Demnach beschäftigte die Baumwoll-Spinnerei des Franz Dinnendahl drei Kinder unter 16 Jahren, die Tapetenfabrik de Bruyn-Ouboter zwei und Strohflechterei Delfontaine 13. Die Arbeitszeit in den ersten beiden Werken betrug im Sommer 13 Stunden pro Tag – von sechs Uhr morgens bis neunzehn Uhr. Der Bürgermeister bestätigte mit seiner Unterschrift („revidiert und richtig befunden“), dass bei diesen Beschäftigungsverhältnissen alles seine Ordnung habe.
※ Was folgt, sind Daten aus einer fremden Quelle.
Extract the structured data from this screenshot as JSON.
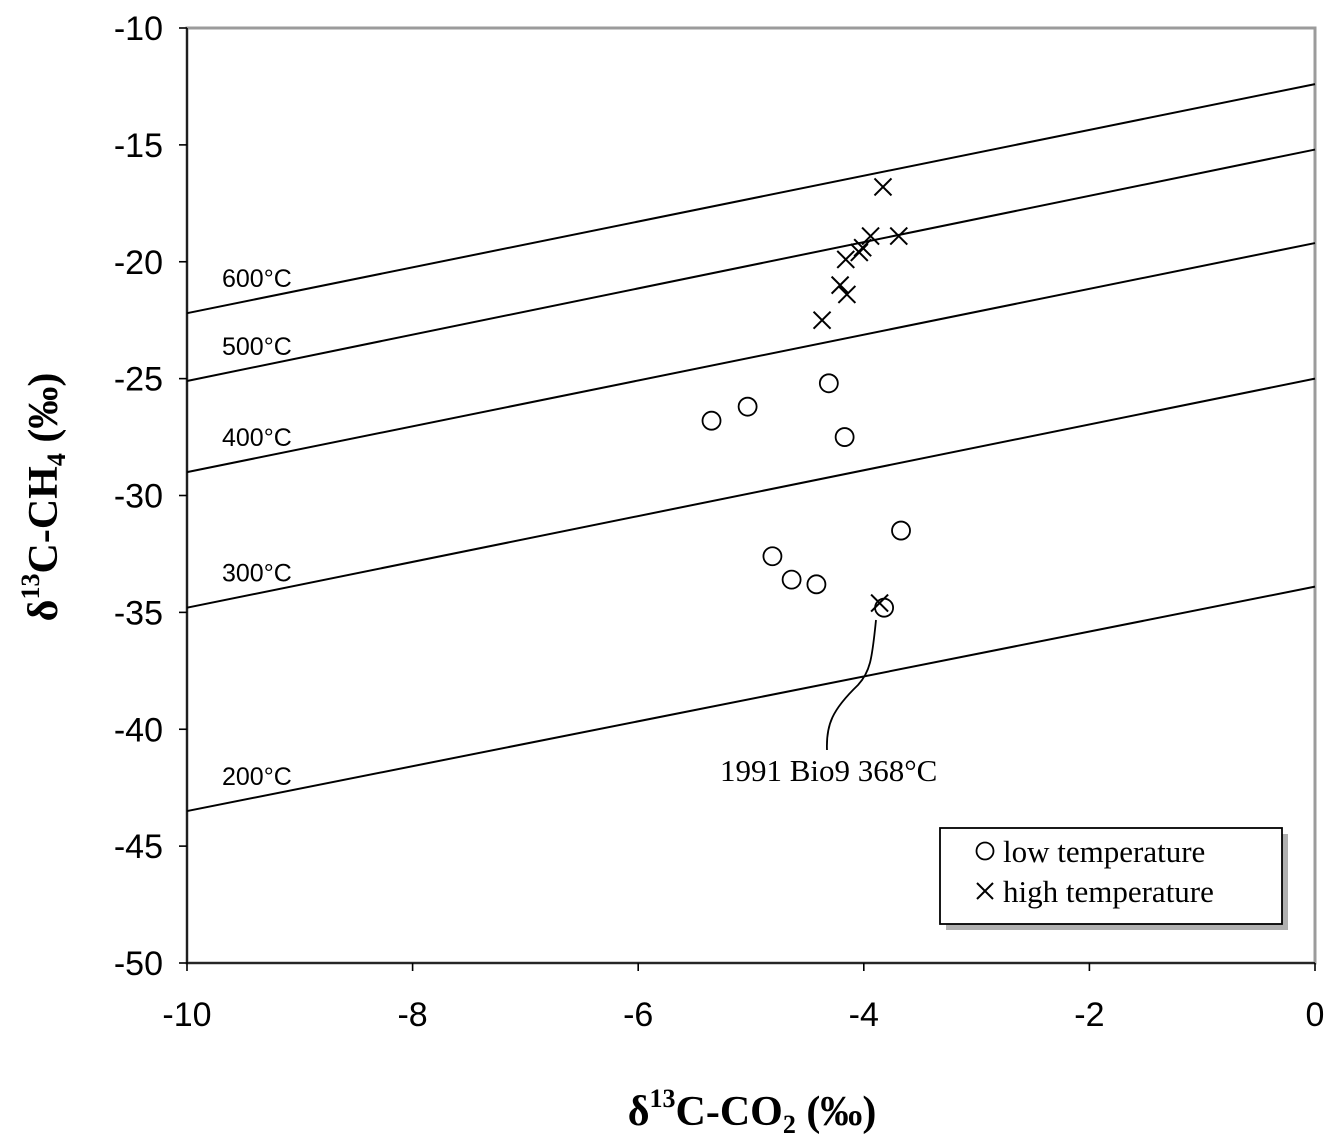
{
  "chart_data": {
    "type": "scatter",
    "xlabel": {
      "prefix": "δ",
      "sup": "13",
      "main": "C-CO",
      "sub": "2",
      "suffix": " (‰)"
    },
    "ylabel": {
      "prefix": "δ",
      "sup": "13",
      "main": "C-CH",
      "sub": "4",
      "suffix": " (‰)"
    },
    "xlim": [
      -10,
      0
    ],
    "ylim": [
      -50,
      -10
    ],
    "x_ticks": [
      -10,
      -8,
      -6,
      -4,
      -2,
      0
    ],
    "y_ticks": [
      -10,
      -15,
      -20,
      -25,
      -30,
      -35,
      -40,
      -45,
      -50
    ],
    "grid": false,
    "isotherms": [
      {
        "label": "600°C",
        "y_at_xmin": -22.2,
        "y_at_xmax": -12.4
      },
      {
        "label": "500°C",
        "y_at_xmin": -25.1,
        "y_at_xmax": -15.2
      },
      {
        "label": "400°C",
        "y_at_xmin": -29.0,
        "y_at_xmax": -19.2
      },
      {
        "label": "300°C",
        "y_at_xmin": -34.8,
        "y_at_xmax": -25.0
      },
      {
        "label": "200°C",
        "y_at_xmin": -43.5,
        "y_at_xmax": -33.9
      }
    ],
    "series": [
      {
        "name": "low temperature",
        "marker": "circle",
        "points": [
          [
            -5.35,
            -26.8
          ],
          [
            -5.03,
            -26.2
          ],
          [
            -4.31,
            -25.2
          ],
          [
            -4.17,
            -27.5
          ],
          [
            -3.67,
            -31.5
          ],
          [
            -4.81,
            -32.6
          ],
          [
            -4.64,
            -33.6
          ],
          [
            -4.42,
            -33.8
          ],
          [
            -3.82,
            -34.8
          ]
        ]
      },
      {
        "name": "high temperature",
        "marker": "x",
        "points": [
          [
            -3.83,
            -16.8
          ],
          [
            -3.94,
            -18.9
          ],
          [
            -3.69,
            -18.9
          ],
          [
            -4.01,
            -19.4
          ],
          [
            -4.04,
            -19.6
          ],
          [
            -4.16,
            -19.9
          ],
          [
            -4.21,
            -21.0
          ],
          [
            -4.15,
            -21.4
          ],
          [
            -4.37,
            -22.5
          ],
          [
            -3.86,
            -34.6
          ]
        ]
      }
    ],
    "annotation": {
      "text": "1991 Bio9 368°C",
      "points_to": [
        -3.86,
        -34.7
      ]
    },
    "legend": {
      "position": "bottom-right"
    },
    "colors": {
      "frame": "#9b9b9b",
      "ink": "#000000",
      "background": "#ffffff"
    }
  }
}
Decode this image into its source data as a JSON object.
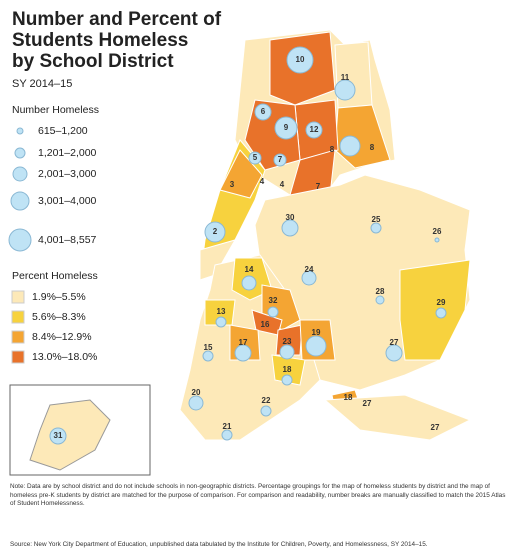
{
  "title": [
    "Number and Percent of",
    "Students Homeless",
    "by School District"
  ],
  "subtitle": "SY 2014–15",
  "legend_number": {
    "title": "Number Homeless",
    "bins": [
      "615–1,200",
      "1,201–2,000",
      "2,001–3,000",
      "3,001–4,000",
      "4,001–8,557"
    ]
  },
  "legend_percent": {
    "title": "Percent Homeless",
    "bins": [
      "1.9%–5.5%",
      "5.6%–8.3%",
      "8.4%–12.9%",
      "13.0%–18.0%"
    ],
    "colors": [
      "#fde9b8",
      "#f7d23e",
      "#f4a533",
      "#e8722a"
    ]
  },
  "districts": [
    "10",
    "11",
    "6",
    "9",
    "12",
    "8",
    "8",
    "5",
    "7",
    "3",
    "4",
    "4",
    "7",
    "2",
    "30",
    "25",
    "26",
    "24",
    "14",
    "28",
    "29",
    "13",
    "32",
    "15",
    "16",
    "17",
    "23",
    "19",
    "27",
    "18",
    "20",
    "22",
    "18",
    "27",
    "27",
    "21",
    "31"
  ],
  "note": "Note: Data are by school district and do not include schools in non-geographic districts. Percentage groupings for the map of homeless students by district and the map of homeless pre-K students by district are matched for the purpose of comparison. For comparison and readability, number breaks are manually classified to match the 2015 Atlas of Student Homelessness.",
  "source": "Source: New York City Department of Education, unpublished data tabulated by the Institute for Children, Poverty, and Homelessness, SY 2014–15."
}
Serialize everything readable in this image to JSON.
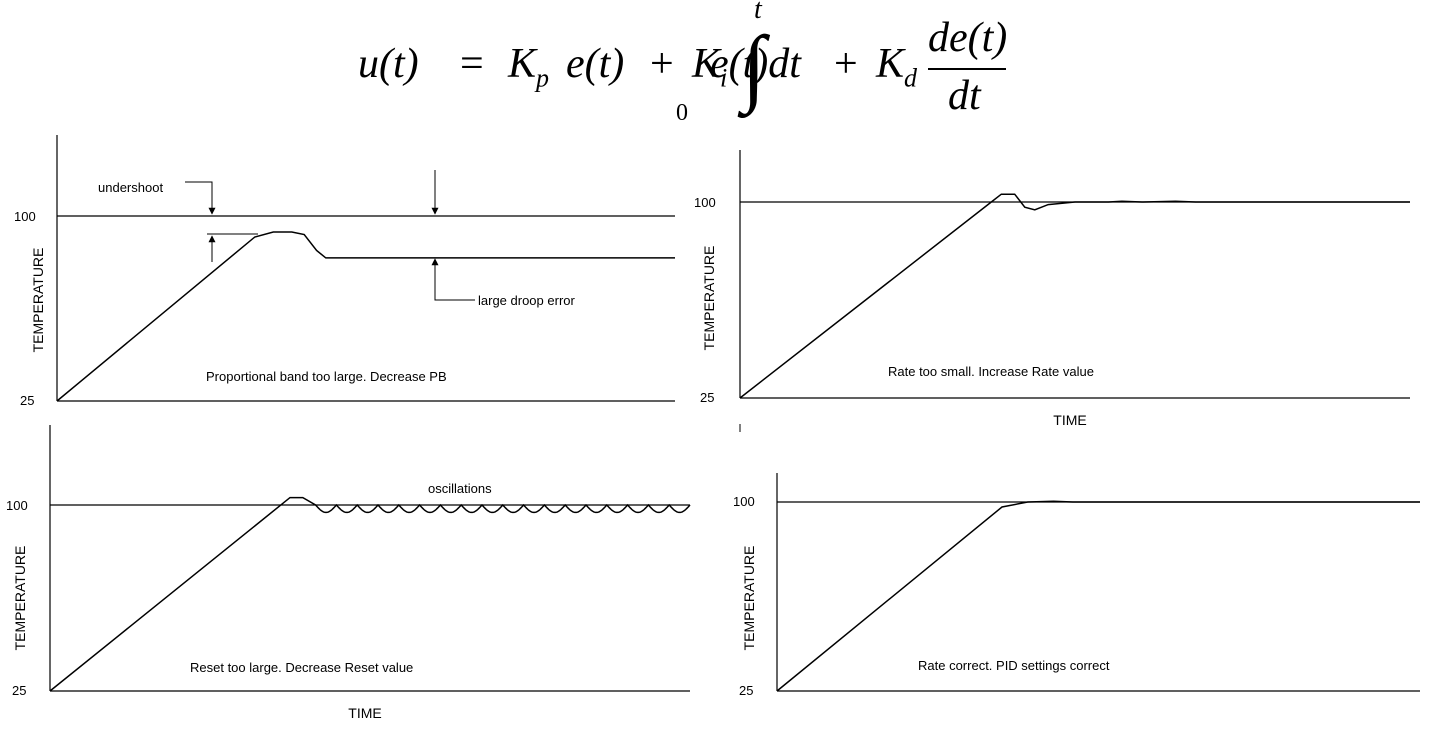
{
  "equation": {
    "lhs": "u(t)",
    "equals": "=",
    "kp_symbol": "K",
    "kp_sub": "p",
    "term1": "e(t)",
    "plus": "+",
    "ki_symbol": "K",
    "ki_sub": "i",
    "integral_sign": "∫",
    "upper_limit": "t",
    "lower_limit": "0",
    "integrand": "e(t)dt",
    "kd_symbol": "K",
    "kd_sub": "d",
    "numerator": "de(t)",
    "denominator": "dt"
  },
  "colors": {
    "line": "#000000",
    "background": "#ffffff"
  },
  "chart_data": [
    {
      "type": "line",
      "id": "panel-top-left",
      "ylabel": "TEMPERATURE",
      "xlabel": "",
      "yticks": [
        "100",
        "25"
      ],
      "ylim": [
        25,
        125
      ],
      "xlim": [
        0,
        10
      ],
      "reference": 100,
      "series": [
        {
          "x": [
            0,
            3.2,
            3.5,
            3.8,
            4.0,
            4.2,
            4.35,
            4.6,
            10
          ],
          "y": [
            25,
            91.5,
            93.5,
            93.5,
            92.5,
            86,
            83,
            83,
            83
          ]
        }
      ],
      "annotations": {
        "undershoot": "undershoot",
        "droop": "large droop error",
        "caption": "Proportional band too large. Decrease PB"
      }
    },
    {
      "type": "line",
      "id": "panel-top-right",
      "ylabel": "TEMPERATURE",
      "xlabel": "TIME",
      "yticks": [
        "100",
        "25"
      ],
      "ylim": [
        25,
        125
      ],
      "xlim": [
        0,
        10
      ],
      "reference": 100,
      "series": [
        {
          "x": [
            0,
            3.75,
            3.9,
            4.1,
            4.25,
            4.4,
            4.6,
            5.0,
            5.5,
            5.7,
            6.0,
            6.5,
            6.8,
            10
          ],
          "y": [
            25,
            100,
            103,
            103,
            98,
            97,
            99,
            100,
            100,
            100.3,
            100,
            100.3,
            100,
            100
          ]
        }
      ],
      "annotations": {
        "caption": "Rate too small. Increase Rate value"
      }
    },
    {
      "type": "line",
      "id": "panel-bottom-left",
      "ylabel": "TEMPERATURE",
      "xlabel": "TIME",
      "yticks": [
        "100",
        "25"
      ],
      "ylim": [
        25,
        125
      ],
      "xlim": [
        0,
        10
      ],
      "reference": 100,
      "series": [
        {
          "x": [
            0,
            3.75,
            3.95,
            4.15
          ],
          "y": [
            25,
            103,
            103,
            100
          ]
        }
      ],
      "oscillation": {
        "x_start": 4.15,
        "x_end": 10,
        "cycles": 18,
        "amplitude": 3,
        "center": 100
      },
      "annotations": {
        "oscillations": "oscillations",
        "caption": "Reset too large. Decrease Reset value"
      }
    },
    {
      "type": "line",
      "id": "panel-bottom-right",
      "ylabel": "TEMPERATURE",
      "xlabel": "",
      "yticks": [
        "100",
        "25"
      ],
      "ylim": [
        25,
        125
      ],
      "xlim": [
        0,
        10
      ],
      "reference": 100,
      "series": [
        {
          "x": [
            0,
            3.5,
            3.9,
            4.3,
            4.6,
            10
          ],
          "y": [
            25,
            98,
            100,
            100.3,
            100,
            100
          ]
        }
      ],
      "annotations": {
        "caption": "Rate correct. PID settings correct"
      }
    }
  ]
}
Zehn Jahre später listet eine erneute Überprüfung die Tabaksfabriken von Wilhelm Mertens und von Julius Cosman auf, diesmal mit fünf namentlich genannten Kindern. Wieder lauf alles getreu der gesetzlichen Vorgaben ab: „Diejenigen der genannten jugendlichen Fabrik-Arbeiter, welcher schulpflichtig sind, besuchen regelmäßig die Schule und den Religion-Unterricht zu den bestimmten Stunden.“

Kinder vor Kontrollen versteckt

Einige Jahrzehnte später kam dann durch einen Zufall zu Tage, dass offenbar neben den vorschriftsmäßig aufgeführten jugendlichen Mitarbeitern in der Fabrik noch viel mehr Kinder beschäftigt waren. Sobald eine Kontrolle durchgeführt wurde, gab es ein Signal, und die Kinder mussten sich in einer der oberen Etagen des Fabrikgebäudes verstecken. Als ein neuer Polizeichef dann bei einem überraschenden Besuch die Kinder entdeckte, landete der vorige Unternehmer vor Gericht. Einsichtsvermögen war nicht vorhanden, sein Schwiegersohn verteidigte ihn mit den Worten, Mertens halte „die Kinder von der Straße und damit vor Schlechtigkeit zurück“.